When the U.S. Conference of Catholic Bishops meet in Baltimore next week (Nov. 12-15), they will talk about how to cope with the re-election of a president against whom many bishops actively campaigned against, but will they notice the, ahem, elephant in the room?
RNS:
In September, Bishop Robert Finn of Missouri became the first bishop to be found guilty of covering up for a priest suspected of child abuse….
…The verdict against Finn, leader of the Diocese of Kansas City-St. Joseph and an outspoken conservative, initially prompted widespread calls for his resignation, a Vatican suspension or discipline from his fellow bishops.
Yet in the two months since Finn’s conviction no bishop or church authority has addressed his case, nor has anyone spoken to Finn privately, according to Jack Smith, Finn’s spokesman.
“Bishop Finn will be attending the USCCB meeting, as he has been fulfilling all of his responsibilities as Bishop of Kansas City-St. Joseph,” Smith wrote in an email. “Bishop Finn and the Diocese, through its Office of Child and Youth Protection, are actively engaged in fulfilling the terms of probation.”
Smith added that Finn did not intend to address the bishops either in their public or closed-door sessions. USCCB officials also said there were no plans by conference leaders to raise the issue of Finn’s status.
So here is a Bishop who would not be allowed to teach Sunday school in an American parish under the USCCB’s own rules. How does this affect the trust of ordinary parishioners that the hierarchy will make their parishes safer places?
By remaining silent on the issue, critics say the bishops are not only undermining their own policies – Finn heads a diocese yet would not be allowed to teach Sunday school in an American parish under the USCCB’s rules – but they are undermining their credibility and their claims to have learned from the devastating scandal.
“Nothing has changed over the past 10 years,” said Anne Burke, an Illinois state Supreme Court justice and an original leader of the National Review Board, a blue-ribbon panel of lay Catholics that the USCCB set up in 2002 to hold the bishops accountable….

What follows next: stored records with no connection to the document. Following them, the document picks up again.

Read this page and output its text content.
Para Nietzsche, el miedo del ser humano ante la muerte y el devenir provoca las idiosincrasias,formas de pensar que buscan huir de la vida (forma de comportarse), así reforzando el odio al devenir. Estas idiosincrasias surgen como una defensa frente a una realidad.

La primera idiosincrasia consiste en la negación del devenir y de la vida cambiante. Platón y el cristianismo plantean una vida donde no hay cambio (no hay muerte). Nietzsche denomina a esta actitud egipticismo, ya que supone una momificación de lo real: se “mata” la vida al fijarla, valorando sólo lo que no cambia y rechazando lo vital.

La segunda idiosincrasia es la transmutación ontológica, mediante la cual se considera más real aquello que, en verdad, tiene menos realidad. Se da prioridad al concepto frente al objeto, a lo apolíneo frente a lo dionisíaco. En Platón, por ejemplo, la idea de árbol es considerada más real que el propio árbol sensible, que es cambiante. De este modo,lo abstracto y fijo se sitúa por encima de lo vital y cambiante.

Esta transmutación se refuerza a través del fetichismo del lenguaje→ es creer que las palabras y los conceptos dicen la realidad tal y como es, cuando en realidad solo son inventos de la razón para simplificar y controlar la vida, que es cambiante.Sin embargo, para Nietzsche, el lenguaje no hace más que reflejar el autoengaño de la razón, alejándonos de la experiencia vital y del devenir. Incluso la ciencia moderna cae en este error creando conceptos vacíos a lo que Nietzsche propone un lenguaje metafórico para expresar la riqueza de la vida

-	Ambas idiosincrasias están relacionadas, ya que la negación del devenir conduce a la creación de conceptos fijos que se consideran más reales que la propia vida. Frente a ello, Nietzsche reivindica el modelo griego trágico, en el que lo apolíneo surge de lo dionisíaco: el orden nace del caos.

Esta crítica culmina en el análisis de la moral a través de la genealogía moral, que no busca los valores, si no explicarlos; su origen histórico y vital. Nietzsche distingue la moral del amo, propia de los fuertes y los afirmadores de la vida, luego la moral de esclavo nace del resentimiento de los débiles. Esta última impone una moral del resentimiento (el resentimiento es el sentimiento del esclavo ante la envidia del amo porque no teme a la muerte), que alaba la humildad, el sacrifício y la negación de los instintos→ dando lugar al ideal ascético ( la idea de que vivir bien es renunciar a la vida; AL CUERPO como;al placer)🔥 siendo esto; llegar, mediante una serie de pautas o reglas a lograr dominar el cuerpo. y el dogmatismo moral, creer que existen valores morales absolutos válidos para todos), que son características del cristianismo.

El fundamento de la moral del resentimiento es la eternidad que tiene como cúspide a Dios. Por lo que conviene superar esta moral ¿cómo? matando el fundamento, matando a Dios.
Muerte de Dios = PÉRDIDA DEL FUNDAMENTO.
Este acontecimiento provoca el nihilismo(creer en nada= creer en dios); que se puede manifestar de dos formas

….David Clohessy of SNAP, the leading victims advocacy group, agreed. “Our secular justice system has punished his wrongdoing, but the full Catholic hierarchy has ignored his wrongdoing,” he said of Finn. Clohessy said that SNAP – the Survivors Network of those Abused by Priests – was writing to Finn asking him to stay away from the Baltimore meeting as a sign of contrition.